C is for Citrus

Barbara Wilson Nutritionist

Citrus fruits are bursting with immune-boosting vitamin C and available in the shops all year round. Due to their high content of vitamin C, oranges, lemons, limes and grapefuit pack a punch against flus and colds and help to keep skin healthy.

One small and sweet mandarin or clementine has almost 30mg of vitamin C, while the larger navel oranges have over 85mg. Our daily requirements for vitamin C are around 40-60mg per day, so these fruits are valuable sources. The larger and more bitter Seville oranges are packed with goodness but they are usually eaten cooked which does decrease the vitamin C available.

If you don’t want to spend your days making Seville orange marmalade, here are another couple of recipes to use those delicious citrus fruits this season:

Marinated salmon

Finely grate the zest of an orange and a lemon and squeeze the juice. Mix together with 1 tbs extra virgin olive oil, a finely chopped red chilli and 1-2 cm grated ginger. Pour over 4 salmon steaks and leave to marinade for 1-2 hours. Grill or chargrill the salmon for around 15 minutes, or until cooked through, basting occasionally with the marinade. Sprinkle with fresh coriander before serving.

Makes 4 servings.
Nutritional information: 5 totals or 255 calories, 19g of fat and 1g carbs per serving.

Citrus soufflé

Spray an 800ml soufflé dish with flavourless cooking spray and dust with caster sugar. Preheat the oven to 200 degrees.

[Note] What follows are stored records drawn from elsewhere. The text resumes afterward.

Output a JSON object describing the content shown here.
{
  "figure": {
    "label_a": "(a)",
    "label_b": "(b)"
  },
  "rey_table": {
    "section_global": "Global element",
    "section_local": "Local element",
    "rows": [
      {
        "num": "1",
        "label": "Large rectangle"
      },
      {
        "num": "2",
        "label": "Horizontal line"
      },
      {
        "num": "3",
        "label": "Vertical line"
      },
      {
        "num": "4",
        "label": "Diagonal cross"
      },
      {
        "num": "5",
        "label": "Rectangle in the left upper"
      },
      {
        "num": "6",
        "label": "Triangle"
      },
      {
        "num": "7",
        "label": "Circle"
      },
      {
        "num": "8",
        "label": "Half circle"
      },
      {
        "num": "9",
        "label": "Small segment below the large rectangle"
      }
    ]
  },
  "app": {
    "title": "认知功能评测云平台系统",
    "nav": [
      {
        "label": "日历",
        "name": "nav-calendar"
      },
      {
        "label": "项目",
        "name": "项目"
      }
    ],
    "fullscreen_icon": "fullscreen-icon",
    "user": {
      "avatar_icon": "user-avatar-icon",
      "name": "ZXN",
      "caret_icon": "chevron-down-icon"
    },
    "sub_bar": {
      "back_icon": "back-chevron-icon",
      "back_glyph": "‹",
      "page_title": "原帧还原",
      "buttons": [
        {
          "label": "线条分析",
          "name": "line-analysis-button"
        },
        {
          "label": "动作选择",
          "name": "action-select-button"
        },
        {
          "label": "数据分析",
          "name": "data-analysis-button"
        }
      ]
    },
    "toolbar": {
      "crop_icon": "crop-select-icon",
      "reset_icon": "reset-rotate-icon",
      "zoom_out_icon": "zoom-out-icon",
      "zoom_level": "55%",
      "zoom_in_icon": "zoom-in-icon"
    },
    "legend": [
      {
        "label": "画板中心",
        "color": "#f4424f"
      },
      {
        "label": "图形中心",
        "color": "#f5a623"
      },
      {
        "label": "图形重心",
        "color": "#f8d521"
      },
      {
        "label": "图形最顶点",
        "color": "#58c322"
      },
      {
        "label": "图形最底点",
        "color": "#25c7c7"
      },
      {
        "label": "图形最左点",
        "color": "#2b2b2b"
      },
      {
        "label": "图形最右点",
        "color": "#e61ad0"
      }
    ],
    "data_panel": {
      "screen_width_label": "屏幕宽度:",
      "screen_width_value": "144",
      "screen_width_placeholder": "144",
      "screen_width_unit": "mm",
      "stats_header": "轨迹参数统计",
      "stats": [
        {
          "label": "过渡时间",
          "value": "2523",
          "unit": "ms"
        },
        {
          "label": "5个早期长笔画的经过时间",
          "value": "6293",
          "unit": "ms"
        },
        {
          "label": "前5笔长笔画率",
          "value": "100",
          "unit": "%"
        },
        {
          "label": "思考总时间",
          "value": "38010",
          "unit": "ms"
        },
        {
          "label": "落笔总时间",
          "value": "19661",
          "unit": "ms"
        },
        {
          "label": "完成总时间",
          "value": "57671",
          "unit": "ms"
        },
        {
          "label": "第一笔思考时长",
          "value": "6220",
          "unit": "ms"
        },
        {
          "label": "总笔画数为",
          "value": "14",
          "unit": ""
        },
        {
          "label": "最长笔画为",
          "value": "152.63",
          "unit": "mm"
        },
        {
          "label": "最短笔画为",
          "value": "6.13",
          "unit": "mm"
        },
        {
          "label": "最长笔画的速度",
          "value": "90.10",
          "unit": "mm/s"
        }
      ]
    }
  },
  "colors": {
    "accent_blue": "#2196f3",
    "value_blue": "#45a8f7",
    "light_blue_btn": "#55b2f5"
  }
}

Finely grate the zest of an orange, a lime and a lemon and squeeze the juice using only ½ the lemon. Separate three eggs into two large bowls. Beat the yolks with the fruit juice and zest and 1 tbs caster sugar until light and creamy.

If desired, add 2 tbs Cointreau or other orange liqueur. In another bowl, beat the egg whites along with an additional egg white and a pinch of caster sugar, until they form stiff peaks. Gradually whisk in 5tbs caster sugar and then fold this mixture lightly into the orange mix.

Pour into the soufflé dish and bake for around 25 minutes or until risen and golden. Dust the top with icing sugar before serving.

Makes 4 servings.
Nutritional information: 3 totals or 265 calories, 4g of fat and 52g carbs per serving.